When we came out 30-40 minutes later, I found a note stuck to my window. The message was short and blunt: "Nice Job Parking." I stopped in my tracks and sized up the situation. Although I don't think I could see any parking lines on the lot because of ice and snow, I was clearly not parked squarely, and the space between my car and the one on my left was not wide enough for another car to squeeze in, but it would have been if I had taken my time to properly square my car in when I parked.
So along came this stranger, and wanting to park as close as possible to the entrance on this dark, windy and very cold night, found my car, with its odd angle preventing him/her from parking, and being greatly peeved (not his word I'm sure), left me this note. I was dead wrong and ashamed.
I know better. When I'm paying attention, many times I look at some vehicle, parked cockeyed, goofing up a space wide enough for two cars, but thoughtlessly — rudely — making it impossible for another car to squeeze in. I think I am generally conscientious about parking and leaving room for the next guy.
This was not my first citation. I've been scolded before. Years ago, in Boston, I searched and searched for an on-street parking spot where I could leave my car all day. I finally found a space for parallel parking at the curb that had maybe a foot available for maneuvering.

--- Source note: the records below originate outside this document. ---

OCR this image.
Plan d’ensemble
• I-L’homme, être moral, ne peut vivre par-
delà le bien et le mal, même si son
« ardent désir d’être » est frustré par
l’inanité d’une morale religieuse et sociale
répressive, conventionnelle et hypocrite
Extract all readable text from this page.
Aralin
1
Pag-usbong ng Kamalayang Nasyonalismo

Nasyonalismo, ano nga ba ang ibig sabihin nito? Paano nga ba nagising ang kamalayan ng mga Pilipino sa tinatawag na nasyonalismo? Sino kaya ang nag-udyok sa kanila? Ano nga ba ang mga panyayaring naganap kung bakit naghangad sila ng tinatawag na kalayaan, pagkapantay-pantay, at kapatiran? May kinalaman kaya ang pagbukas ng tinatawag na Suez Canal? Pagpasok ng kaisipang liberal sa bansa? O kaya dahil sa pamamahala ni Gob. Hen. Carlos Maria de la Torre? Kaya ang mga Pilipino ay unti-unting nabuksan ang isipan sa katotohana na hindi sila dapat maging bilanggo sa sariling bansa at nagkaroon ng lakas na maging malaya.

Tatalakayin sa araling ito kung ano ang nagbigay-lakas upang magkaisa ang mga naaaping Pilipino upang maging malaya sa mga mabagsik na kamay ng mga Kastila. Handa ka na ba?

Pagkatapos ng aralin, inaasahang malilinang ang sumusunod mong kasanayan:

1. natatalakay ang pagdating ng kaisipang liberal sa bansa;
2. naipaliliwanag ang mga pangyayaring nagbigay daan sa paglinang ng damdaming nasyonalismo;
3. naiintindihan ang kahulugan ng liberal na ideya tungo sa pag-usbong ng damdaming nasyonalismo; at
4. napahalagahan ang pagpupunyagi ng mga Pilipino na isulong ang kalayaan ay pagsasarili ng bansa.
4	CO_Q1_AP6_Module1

Very slowly I worked my way in — back and forth, back and forth. When I finally got parked, I was practically up against the bumper in front of me and just inches ahead of the one behind.
When I came back, hours later, there was a message on the windshield. It started "You selfish bastard ..." and went on to explain that as a result of my greedy squeeze-in, he/she (the car in front) had to wait hours to get out, probably when the car ahead finally moved. I felt rotten of course, but I'm glad I never had to meet the author of that note.
The two examples are not necessarily comparable. The parking I did for the transitional care visit was sloppy and unnecessarily rude — totally preventable. The selfish parking I did in Boston wasn't sloppy or casual, it was very deliberate, but without consideration of the problem it could cause.
The verdict in each case was guilty. So the moral of the story is this: if it makes you ashamed of yourself to unnecessarily cause somebody else a slight or major inconvenience and to be considered a "selfish bastard," park properly — park within the lines when you can see them, square off in your parking space, consider the other guy, take your time, and (golden rule) don't lock somebody else in a parking space you could never get out of yourself.
I hope I get to meet whoever wrote that last note so that I can apologize in person.